My goodness. Someone seems to have missed that she's made this allegation before, in the full Senate, at that March 2005 sitting:
There is another witness I hope the committee will call. He is Dr. Robert Larzelere of the University of Nebraska Medical Centre. ... He is very strong on the point that discipline of children must be administered in an absence of rage and anger. I see this daily. I have seen it right here in the Senate. I have seen a female senator, in a rage, reach out and hit a child.
"In a rage"? At a Senate function? I'll believe that when I see it.
This one's just a despicable turd. And I hope senators, and the media, pursue this crap.
There are 37 women in the Senate currently, and were unlikely any more "a few years ago". (Cools was appointed in 1984, so the trail might get murky.)

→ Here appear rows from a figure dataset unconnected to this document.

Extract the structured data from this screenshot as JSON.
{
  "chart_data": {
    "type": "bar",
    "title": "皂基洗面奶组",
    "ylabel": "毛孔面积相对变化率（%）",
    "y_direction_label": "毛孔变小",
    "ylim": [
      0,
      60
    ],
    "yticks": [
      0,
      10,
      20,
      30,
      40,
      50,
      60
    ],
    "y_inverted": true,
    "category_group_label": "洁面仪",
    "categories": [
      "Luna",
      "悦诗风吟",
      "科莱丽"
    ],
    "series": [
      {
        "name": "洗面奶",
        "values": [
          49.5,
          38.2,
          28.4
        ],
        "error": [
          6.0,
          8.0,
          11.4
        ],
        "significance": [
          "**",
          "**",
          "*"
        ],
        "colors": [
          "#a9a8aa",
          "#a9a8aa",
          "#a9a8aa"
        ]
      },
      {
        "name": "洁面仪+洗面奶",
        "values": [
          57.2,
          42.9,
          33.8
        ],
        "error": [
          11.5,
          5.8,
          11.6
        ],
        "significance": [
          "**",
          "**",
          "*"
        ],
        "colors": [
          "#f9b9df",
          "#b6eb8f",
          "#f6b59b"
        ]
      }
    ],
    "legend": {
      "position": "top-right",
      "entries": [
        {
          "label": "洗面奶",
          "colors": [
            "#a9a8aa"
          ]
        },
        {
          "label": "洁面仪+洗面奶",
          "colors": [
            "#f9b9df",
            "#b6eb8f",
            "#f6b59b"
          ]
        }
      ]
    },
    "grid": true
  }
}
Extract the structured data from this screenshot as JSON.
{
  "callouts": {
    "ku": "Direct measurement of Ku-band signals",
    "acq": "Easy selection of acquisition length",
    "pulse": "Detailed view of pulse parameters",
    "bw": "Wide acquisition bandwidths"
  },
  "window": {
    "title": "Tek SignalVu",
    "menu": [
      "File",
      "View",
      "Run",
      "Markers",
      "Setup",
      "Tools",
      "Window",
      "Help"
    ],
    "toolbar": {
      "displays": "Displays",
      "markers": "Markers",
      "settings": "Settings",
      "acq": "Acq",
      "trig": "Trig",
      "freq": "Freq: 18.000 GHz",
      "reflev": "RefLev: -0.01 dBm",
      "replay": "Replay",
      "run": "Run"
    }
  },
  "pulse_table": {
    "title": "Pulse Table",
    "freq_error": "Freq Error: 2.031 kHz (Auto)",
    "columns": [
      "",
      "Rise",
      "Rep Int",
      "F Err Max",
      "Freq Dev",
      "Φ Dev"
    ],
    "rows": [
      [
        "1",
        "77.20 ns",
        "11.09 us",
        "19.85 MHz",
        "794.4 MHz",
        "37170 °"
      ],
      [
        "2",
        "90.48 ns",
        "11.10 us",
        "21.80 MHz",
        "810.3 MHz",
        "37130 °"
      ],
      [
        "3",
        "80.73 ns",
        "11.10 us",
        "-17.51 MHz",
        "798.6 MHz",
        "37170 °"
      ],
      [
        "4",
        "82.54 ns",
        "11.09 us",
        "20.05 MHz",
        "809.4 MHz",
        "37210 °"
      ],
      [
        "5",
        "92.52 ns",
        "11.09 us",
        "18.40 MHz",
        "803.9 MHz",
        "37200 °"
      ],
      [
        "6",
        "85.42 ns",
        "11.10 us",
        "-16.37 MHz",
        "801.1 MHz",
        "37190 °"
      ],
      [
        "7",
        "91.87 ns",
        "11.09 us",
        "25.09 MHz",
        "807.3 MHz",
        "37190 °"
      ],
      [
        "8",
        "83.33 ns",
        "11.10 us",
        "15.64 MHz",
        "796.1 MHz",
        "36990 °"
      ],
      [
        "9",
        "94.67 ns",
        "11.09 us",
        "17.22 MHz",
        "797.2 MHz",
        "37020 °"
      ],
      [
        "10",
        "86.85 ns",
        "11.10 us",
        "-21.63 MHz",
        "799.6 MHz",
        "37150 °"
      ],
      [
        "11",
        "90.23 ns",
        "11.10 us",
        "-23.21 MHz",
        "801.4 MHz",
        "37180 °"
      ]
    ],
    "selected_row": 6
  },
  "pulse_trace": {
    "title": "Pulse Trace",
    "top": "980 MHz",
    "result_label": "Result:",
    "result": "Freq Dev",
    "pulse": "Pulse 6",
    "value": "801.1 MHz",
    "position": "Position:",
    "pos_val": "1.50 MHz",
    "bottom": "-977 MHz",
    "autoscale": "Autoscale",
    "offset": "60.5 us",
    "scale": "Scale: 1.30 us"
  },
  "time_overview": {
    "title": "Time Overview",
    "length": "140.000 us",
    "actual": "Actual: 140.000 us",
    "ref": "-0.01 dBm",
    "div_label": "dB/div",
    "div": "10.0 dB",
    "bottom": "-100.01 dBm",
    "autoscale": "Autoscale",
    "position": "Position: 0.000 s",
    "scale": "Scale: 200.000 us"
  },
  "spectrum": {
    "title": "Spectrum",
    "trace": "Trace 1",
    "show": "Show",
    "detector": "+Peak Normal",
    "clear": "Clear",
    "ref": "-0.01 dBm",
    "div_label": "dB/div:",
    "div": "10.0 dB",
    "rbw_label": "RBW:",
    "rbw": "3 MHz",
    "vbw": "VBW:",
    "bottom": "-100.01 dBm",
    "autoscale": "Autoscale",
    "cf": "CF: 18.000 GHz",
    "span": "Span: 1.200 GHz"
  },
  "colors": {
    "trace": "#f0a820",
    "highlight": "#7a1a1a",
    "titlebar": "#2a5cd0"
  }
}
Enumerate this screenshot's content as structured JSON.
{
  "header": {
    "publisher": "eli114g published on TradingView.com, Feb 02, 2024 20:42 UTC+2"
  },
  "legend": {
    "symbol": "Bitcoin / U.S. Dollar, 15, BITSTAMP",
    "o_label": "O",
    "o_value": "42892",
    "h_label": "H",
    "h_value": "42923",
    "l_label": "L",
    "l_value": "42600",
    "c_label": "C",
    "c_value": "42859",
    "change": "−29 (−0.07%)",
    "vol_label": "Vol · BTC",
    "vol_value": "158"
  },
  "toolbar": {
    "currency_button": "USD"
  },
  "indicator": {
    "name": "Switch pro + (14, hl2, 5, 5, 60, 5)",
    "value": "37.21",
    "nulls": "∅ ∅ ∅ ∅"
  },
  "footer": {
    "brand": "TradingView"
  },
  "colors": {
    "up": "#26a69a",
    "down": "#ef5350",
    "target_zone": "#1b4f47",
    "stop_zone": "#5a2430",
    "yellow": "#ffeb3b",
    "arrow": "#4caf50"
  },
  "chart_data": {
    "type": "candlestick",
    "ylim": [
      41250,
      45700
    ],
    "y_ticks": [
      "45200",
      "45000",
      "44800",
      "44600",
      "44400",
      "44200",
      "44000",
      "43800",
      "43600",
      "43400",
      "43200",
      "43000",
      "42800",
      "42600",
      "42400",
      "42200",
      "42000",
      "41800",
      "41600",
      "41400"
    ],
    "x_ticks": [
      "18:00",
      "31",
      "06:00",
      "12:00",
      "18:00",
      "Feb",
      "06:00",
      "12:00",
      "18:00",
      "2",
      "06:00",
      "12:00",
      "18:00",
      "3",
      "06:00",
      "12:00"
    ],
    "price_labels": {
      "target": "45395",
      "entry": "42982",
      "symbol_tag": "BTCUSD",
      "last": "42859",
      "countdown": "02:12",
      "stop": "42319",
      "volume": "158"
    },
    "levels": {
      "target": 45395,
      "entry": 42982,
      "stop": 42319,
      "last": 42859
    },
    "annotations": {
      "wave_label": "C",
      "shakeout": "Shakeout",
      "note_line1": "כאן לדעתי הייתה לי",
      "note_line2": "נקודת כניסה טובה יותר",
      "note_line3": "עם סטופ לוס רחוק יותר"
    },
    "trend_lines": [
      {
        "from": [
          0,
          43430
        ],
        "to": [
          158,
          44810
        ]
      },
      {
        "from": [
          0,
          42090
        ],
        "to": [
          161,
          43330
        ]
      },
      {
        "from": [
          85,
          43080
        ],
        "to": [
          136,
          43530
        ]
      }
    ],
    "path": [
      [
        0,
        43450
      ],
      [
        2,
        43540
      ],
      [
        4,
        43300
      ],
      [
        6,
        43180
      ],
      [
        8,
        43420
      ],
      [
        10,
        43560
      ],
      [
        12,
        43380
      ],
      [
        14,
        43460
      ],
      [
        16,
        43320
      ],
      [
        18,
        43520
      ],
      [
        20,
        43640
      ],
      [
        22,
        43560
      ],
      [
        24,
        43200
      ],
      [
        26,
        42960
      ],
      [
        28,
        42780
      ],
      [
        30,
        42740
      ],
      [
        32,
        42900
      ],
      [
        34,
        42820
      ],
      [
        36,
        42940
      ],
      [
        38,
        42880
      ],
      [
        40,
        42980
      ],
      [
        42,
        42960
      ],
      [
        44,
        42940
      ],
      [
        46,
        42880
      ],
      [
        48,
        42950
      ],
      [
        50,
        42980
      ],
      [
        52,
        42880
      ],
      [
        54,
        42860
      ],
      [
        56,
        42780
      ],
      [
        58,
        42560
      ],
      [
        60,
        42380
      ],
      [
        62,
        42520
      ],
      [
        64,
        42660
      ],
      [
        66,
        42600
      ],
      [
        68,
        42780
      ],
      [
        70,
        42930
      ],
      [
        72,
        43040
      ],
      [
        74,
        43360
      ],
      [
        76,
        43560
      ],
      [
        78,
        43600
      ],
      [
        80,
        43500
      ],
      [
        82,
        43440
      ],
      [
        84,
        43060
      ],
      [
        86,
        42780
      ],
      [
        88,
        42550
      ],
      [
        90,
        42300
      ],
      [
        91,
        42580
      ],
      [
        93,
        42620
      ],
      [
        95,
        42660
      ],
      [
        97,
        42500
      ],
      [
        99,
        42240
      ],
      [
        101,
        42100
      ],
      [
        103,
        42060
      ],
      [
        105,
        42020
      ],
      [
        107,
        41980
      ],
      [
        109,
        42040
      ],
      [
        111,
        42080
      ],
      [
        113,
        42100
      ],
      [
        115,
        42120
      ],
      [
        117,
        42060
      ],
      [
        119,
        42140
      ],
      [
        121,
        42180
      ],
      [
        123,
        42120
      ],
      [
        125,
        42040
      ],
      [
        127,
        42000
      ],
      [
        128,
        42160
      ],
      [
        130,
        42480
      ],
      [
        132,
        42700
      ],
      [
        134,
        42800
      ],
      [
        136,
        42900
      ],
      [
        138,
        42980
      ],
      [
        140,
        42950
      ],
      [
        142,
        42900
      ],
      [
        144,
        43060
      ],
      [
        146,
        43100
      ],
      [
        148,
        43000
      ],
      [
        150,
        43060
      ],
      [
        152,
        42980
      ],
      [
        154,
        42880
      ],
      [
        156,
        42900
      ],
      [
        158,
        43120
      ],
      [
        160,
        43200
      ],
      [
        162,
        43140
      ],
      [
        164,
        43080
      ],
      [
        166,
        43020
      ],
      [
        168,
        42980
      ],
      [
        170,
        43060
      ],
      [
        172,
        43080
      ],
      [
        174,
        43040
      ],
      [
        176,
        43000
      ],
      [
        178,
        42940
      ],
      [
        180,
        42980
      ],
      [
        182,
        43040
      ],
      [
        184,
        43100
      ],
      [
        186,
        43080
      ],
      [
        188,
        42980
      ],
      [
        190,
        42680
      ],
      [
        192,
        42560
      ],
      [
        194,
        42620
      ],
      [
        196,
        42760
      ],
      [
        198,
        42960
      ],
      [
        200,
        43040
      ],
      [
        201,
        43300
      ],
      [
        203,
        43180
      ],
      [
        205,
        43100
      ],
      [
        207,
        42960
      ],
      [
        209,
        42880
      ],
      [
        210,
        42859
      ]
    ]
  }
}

http://www.parl.gc.ca/common/senmemb/senate/isenator.asp?sortord=W&Language=EThey're probably all old enough to be grandmothers, but it's unlikely they all actually are. One of the ones who is, if nobody else, needs to rise on a point of privilege on this one. There are probably no more than a couple of dozen people Cools could have been talking about, and they're all smeared until she explains herself.
Anything that would get this witless sycophant to shut up would be a good thing.
Completely aside, I can't resist this from that Hill Times article:
When Tory MP Jason Kenny rose in reply to a question of privilege on Thursday and called Liberal MP Don Boudria "stupefiedly ignorant," House Speaker Peter Milliken just couldn't let it pass.
Well, I'd find it hard to let it pass too, but not for quite the same reasons.
"Stupefiedly" ignorant? Wtf is
stupefiedly?
If it were a word, and I were to use it in a sentence, it would go like this:
I listened stupefiedly as Jason Kenny rose to speak ...
For future reference, Jason, the word you were wanting is "stupefyingly".